Of late, however, Neodymium has been undergoing some rather abrupt pricing changes. In the past, it was a moderately expensive element, which kept high power magnets on the pricey side. But once China’s mining industry and production capabilities came up to speed, the price dropped dramatically and soon China had a lock on the mining market. Most domestic neodymium mining closed down.
Neodymium is not rare, it is found all throughout the Earth’s crust. But finding deposits worth mining can be tricky. China soon reduced exporting neodymium to develop their magnet industry. This meant that while getting raw neodymium was difficult, cheap rare-earth magnets were soon widely available. Rare-earth magnets become so affordable that they are almost like toys. In fact, many toys do employ neodymium magnets and would not work with normal magnets. Neodymium also pops up in other ways: high power remote-control toys use motors with neodymium magnets. Neodymium is also used in many high capacity batteries, and power generating windmills require them for the highest output.
But of late there have been issues with magnet supply – we’re not running out – but China kept Neodymium prices under heavy control while their magnet industry developed. At the beginning of this year, China loosened those price controls. As a result the price of neodymium skyrocketed – as much as quintupled since the year began.

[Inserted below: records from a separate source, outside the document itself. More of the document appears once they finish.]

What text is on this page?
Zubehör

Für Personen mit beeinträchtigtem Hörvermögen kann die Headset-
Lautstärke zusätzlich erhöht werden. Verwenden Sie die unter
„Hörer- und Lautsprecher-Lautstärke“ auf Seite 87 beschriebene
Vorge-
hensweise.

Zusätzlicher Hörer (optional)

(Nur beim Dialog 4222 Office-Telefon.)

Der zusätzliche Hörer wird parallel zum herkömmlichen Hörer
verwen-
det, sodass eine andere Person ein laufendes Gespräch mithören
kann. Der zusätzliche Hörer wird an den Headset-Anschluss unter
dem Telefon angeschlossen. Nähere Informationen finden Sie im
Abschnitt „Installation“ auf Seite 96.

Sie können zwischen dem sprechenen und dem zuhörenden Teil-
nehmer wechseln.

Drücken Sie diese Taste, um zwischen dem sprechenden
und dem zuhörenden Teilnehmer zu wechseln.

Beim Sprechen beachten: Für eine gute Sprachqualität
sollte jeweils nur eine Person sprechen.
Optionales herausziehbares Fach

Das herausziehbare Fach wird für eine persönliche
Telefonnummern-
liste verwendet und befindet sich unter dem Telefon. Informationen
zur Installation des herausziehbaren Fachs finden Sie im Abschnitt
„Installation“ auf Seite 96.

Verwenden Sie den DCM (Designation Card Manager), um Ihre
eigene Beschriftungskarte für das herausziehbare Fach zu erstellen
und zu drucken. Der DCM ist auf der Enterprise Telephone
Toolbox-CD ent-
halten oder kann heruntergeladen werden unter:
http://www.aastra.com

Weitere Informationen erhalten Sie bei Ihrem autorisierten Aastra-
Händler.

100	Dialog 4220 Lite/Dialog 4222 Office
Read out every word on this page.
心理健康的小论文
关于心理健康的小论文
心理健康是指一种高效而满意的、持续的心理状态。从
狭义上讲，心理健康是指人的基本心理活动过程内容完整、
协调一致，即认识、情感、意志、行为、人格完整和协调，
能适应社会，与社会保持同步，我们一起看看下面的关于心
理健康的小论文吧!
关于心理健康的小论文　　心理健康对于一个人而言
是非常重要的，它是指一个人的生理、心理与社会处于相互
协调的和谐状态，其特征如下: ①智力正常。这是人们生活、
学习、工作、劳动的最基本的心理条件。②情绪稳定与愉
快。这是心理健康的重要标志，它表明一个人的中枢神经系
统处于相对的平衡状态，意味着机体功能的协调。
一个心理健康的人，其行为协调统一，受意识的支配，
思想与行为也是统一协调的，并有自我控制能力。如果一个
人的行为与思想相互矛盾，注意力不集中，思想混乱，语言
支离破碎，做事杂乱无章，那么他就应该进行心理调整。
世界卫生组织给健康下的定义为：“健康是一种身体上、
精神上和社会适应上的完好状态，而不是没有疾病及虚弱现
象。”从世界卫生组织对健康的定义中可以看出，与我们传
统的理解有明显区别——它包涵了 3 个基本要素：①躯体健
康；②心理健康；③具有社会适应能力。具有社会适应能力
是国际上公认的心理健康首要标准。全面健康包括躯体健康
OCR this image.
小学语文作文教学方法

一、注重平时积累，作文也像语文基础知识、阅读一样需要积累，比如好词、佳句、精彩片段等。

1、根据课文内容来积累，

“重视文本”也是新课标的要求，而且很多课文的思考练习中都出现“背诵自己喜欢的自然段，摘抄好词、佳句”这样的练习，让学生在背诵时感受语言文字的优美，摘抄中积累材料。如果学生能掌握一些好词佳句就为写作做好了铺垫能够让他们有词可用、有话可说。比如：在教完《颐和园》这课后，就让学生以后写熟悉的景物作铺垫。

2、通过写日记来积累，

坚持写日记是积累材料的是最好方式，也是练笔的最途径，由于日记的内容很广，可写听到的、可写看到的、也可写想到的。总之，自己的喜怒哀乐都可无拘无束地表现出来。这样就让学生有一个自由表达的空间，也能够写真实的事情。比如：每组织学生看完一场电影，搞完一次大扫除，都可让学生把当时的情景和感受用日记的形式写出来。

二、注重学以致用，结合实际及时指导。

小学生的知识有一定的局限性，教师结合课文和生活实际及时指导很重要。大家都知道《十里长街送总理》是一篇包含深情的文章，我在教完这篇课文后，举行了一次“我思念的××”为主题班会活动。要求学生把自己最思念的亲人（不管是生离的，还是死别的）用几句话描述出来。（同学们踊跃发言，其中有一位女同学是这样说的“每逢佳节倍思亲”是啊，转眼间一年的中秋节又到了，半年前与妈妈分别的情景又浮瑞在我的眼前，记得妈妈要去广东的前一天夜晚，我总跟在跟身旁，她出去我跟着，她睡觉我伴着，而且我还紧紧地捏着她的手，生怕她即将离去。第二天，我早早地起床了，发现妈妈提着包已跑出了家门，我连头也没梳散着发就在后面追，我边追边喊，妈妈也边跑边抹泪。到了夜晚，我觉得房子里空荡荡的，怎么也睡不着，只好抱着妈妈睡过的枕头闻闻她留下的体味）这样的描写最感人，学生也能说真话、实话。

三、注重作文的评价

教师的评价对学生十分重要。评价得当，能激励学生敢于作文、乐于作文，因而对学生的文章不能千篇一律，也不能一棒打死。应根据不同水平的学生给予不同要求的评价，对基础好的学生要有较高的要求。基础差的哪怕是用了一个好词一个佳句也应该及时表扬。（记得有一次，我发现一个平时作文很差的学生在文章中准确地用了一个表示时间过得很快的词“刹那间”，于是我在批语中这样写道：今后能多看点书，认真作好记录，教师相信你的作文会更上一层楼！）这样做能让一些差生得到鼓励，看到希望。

Local vendors tried to keep their prices down as long as they could, but they could not absorb price increase after price increase. In the past month alone Spectrum Scientifics has gotten three notifications from vendors that product prices would be increasing as the magnets in them became more expensive.
Will this sort itself out? It is hard to say and at Spectrum we are science-lovers, not miners or economists. Some have cried ‘Peak Neodymium!’ over the price increases but other assure us that there are deposits all around the world, but then another element needed for Neodymium magnets, Dysprosium, becomes a factor as there are very few deposits to mine. Solutions may be found but at present the industry is lagging.
Sadly, this does mean some toys we sell at Spectrum Scientifics will go up in price, as will a lot of other things. Did you know a Toyota Prius needs almost a kilogram of Neodymium?